Meski begitu, Jusuf Hamka menyambut baik langkah Kejagung. Baginya, penyelidikan justru menjadi bentuk audit khusus dari pemerintah agar perusahaan tol yang ia pimpin tetap berjalan profesional.
“Buat kita penyelidikan Kejagung ini special audit dari pemerintah, memperkokoh kita untuk jalan lebih baik ke depan,” ujarnya.
Sorotan Publik atas Konsesi Tol
Dugaan korupsi perpanjangan konsesi Tol Cawang–Pluit oleh PT Citra Marga Nusaphala Persada (CMNP) mendapat perhatian publik. Direktur Eksekutif Center for Budget Analysis (CBA), Uchok Sky Khadafi, menilai perpanjangan konsesi dilakukan tanpa mekanisme lelang terbuka, yang berpotensi melanggar prinsip transparansi dan good governance.
“Pemberian proyek jalan tol Ancol Timur–Pluit kepada PT CMNP dilakukan tanpa lelang. Ini jelas-jelas melanggar prinsip good governance dan mengandung dugaan kuat unsur pidana korupsi,” tegas Uchok.
Ia juga menyebut penunjukan langsung berpotensi membuat biaya investasi lebih tinggi, yang ujungnya bisa membebani masyarakat dengan tarif tol lebih mahal serta masa konsesi lebih panjang.
Selain itu, CBA menyoroti lemahnya pengawasan proyek. Menurut Uchok, pembangunan fisik tol oleh CMNP tidak disiplin dan gagal memenuhi target penyelesaian triwulan II 2023.
Badan Pengatur Jalan Tol (BPJT) dan Kementerian PUPR sebelumnya mengambil alih proyek karena CMNP dianggap tidak memenuhi kewajiban. Audit dilakukan untuk memastikan penggunaan dana selama masa konsesi, termasuk dugaan penyalahgunaan anggaran.

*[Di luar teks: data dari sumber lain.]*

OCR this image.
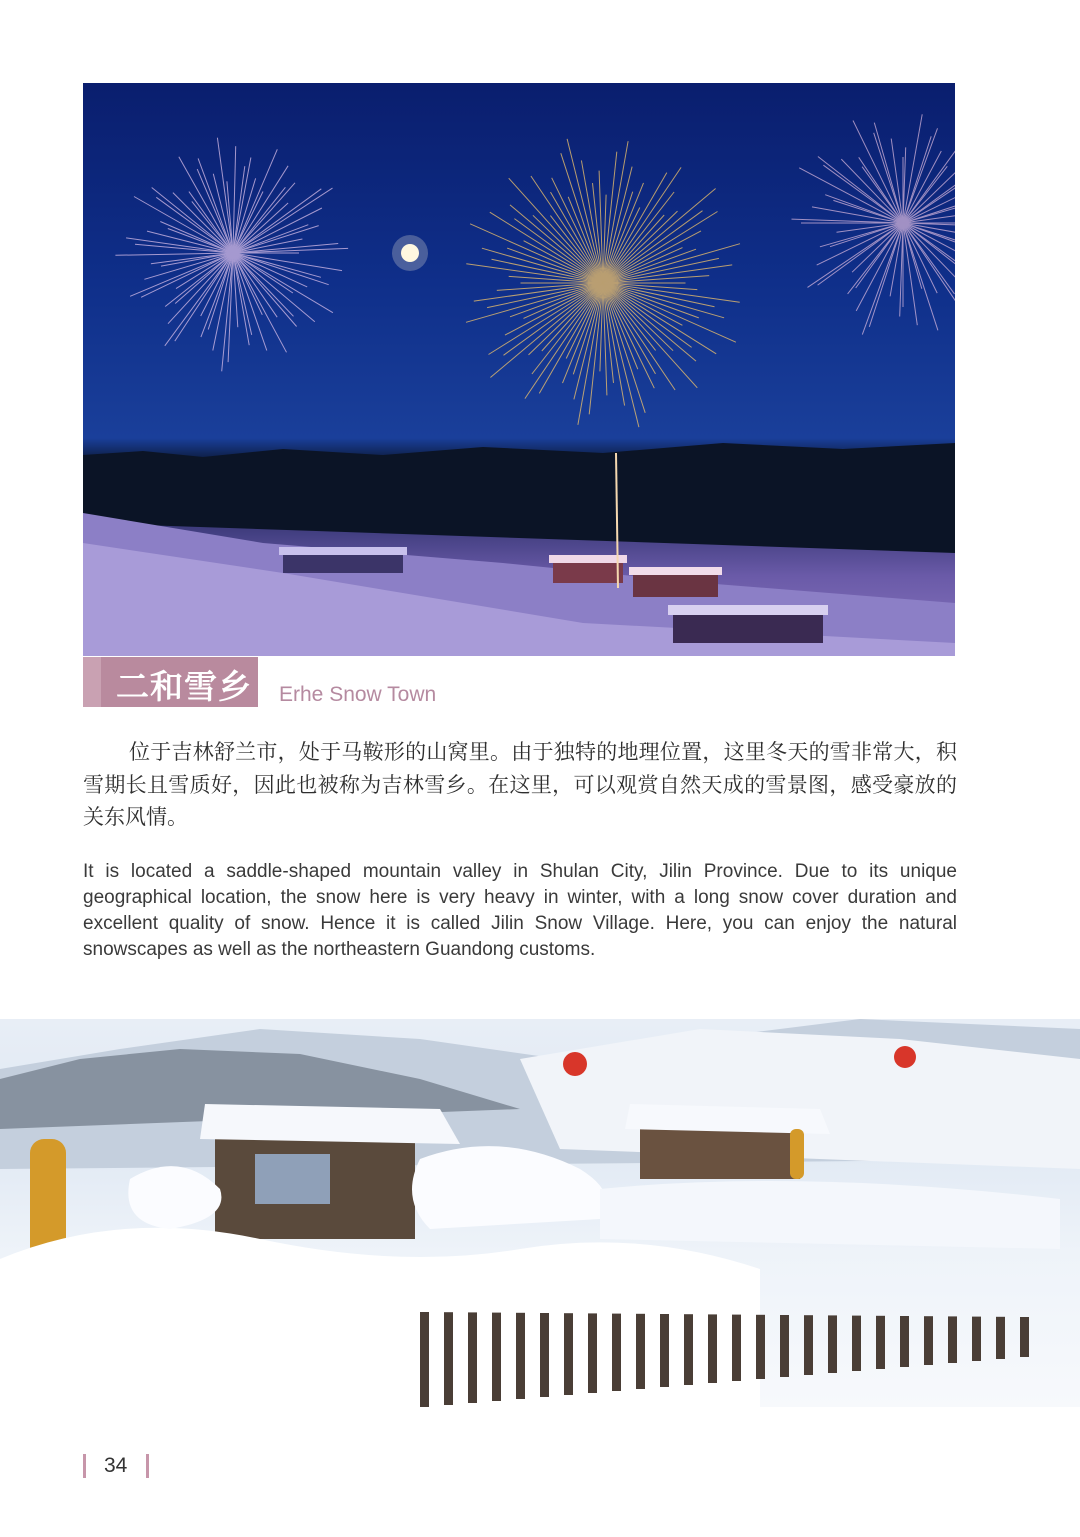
二和雪乡 Erhe Snow Town

位于吉林舒兰市，处于马鞍形的山窝里。由于独特的地理位置，这里冬天的雪非常大，积雪期长且雪质好，因此也被称为吉林雪乡。在这里，可以观赏自然天成的雪景图，感受豪放的关东风情。

It is located a saddle-shaped mountain valley in Shulan City, Jilin Province. Due to its unique geographical location, the snow here is very heavy in winter, with a long snow cover duration and excellent quality of snow. Hence it is called Jilin Snow Village. Here, you can enjoy the natural snowscapes as well as the northeastern Guandong customs.

34
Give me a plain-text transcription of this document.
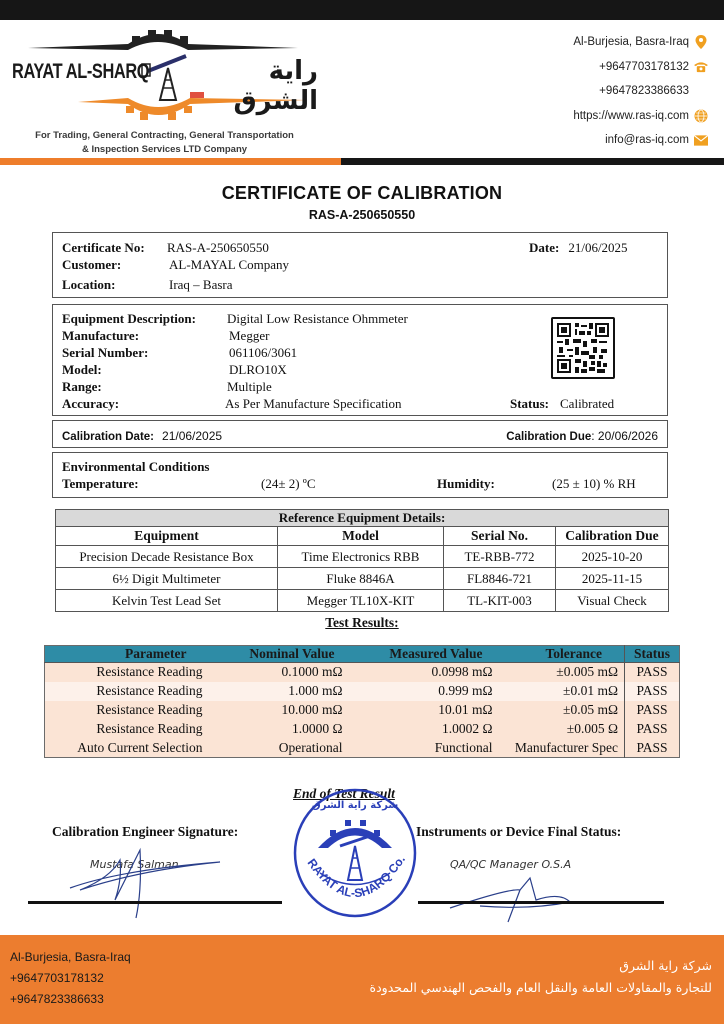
RAYAT AL-SHARQ	راية الشرق
For Trading, General Contracting, General Transportation
& Inspection Services LTD Company
Al-Burjesia, Basra-Iraq
+9647703178132
+9647823386633
https://www.ras-iq.com
info@ras-iq.com
CERTIFICATE OF CALIBRATION
RAS-A-250650550
Certificate No: RAS-A-250650550	Date: 21/06/2025
Customer:	AL-MAYAL Company
Location:	Iraq – Basra
Equipment Description: Digital Low Resistance Ohmmeter
Manufacture:	Megger
Serial Number:	061106/3061
Model:	DLRO10X
Range:	Multiple
Accuracy:	As Per Manufacture Specification	Status: Calibrated
Calibration Date: 21/06/2025	Calibration Due: 20/06/2026
Environmental Conditions
Temperature:	(24± 2) ºC	Humidity:	(25 ± 10) % RH
Reference Equipment Details:			
Equipment	Model	Serial No.	Calibration Due
Precision Decade Resistance Box	Time Electronics RBB	TE-RBB-772	2025-10-20
6½ Digit Multimeter	Fluke 8846A	FL8846-721	2025-11-15
Kelvin Test Lead Set	Megger TL10X-KIT	TL-KIT-003	Visual Check
Test Results:
Parameter	Nominal Value	Measured Value	Tolerance	Status
Resistance Reading	0.1000 mΩ	0.0998 mΩ	±0.005 mΩ	PASS
Resistance Reading	1.000 mΩ	0.999 mΩ	±0.01 mΩ	PASS
Resistance Reading	10.000 mΩ	10.01 mΩ	±0.05 mΩ	PASS
Resistance Reading	1.0000 Ω	1.0002 Ω	±0.005 Ω	PASS
Auto Current Selection	Operational	Functional	Manufacturer Spec	PASS
End of Test Result
Calibration Engineer Signature:	Instruments or Device Final Status:
Mustafa Salman	QA/QC Manager O.S.A
شركة راية الشرق
RAYAT AL-SHARQ Co.
Al-Burjesia, Basra-Iraq
+9647703178132
+9647823386633
شركة راية الشرق
للتجارة والمقاولات العامة والنقل العام والفحص الهندسي المحدودة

Badan Pemeriksa Keuangan (BPK) bahkan merekomendasikan agar perpanjangan konsesi CMNP dibatalkan karena tidak melalui audit menyeluruh. Sejak masa konsesi berakhir, pendapatan ruas tol yang diperkirakan mencapai Rp500 miliar seharusnya masuk ke kas negara.
Hingga kini, PT CMNP belum memberikan tanggapan resmi terkait penyelidikan Kejagung atas dugaan korupsi perpanjangan konsesi tol tersebut.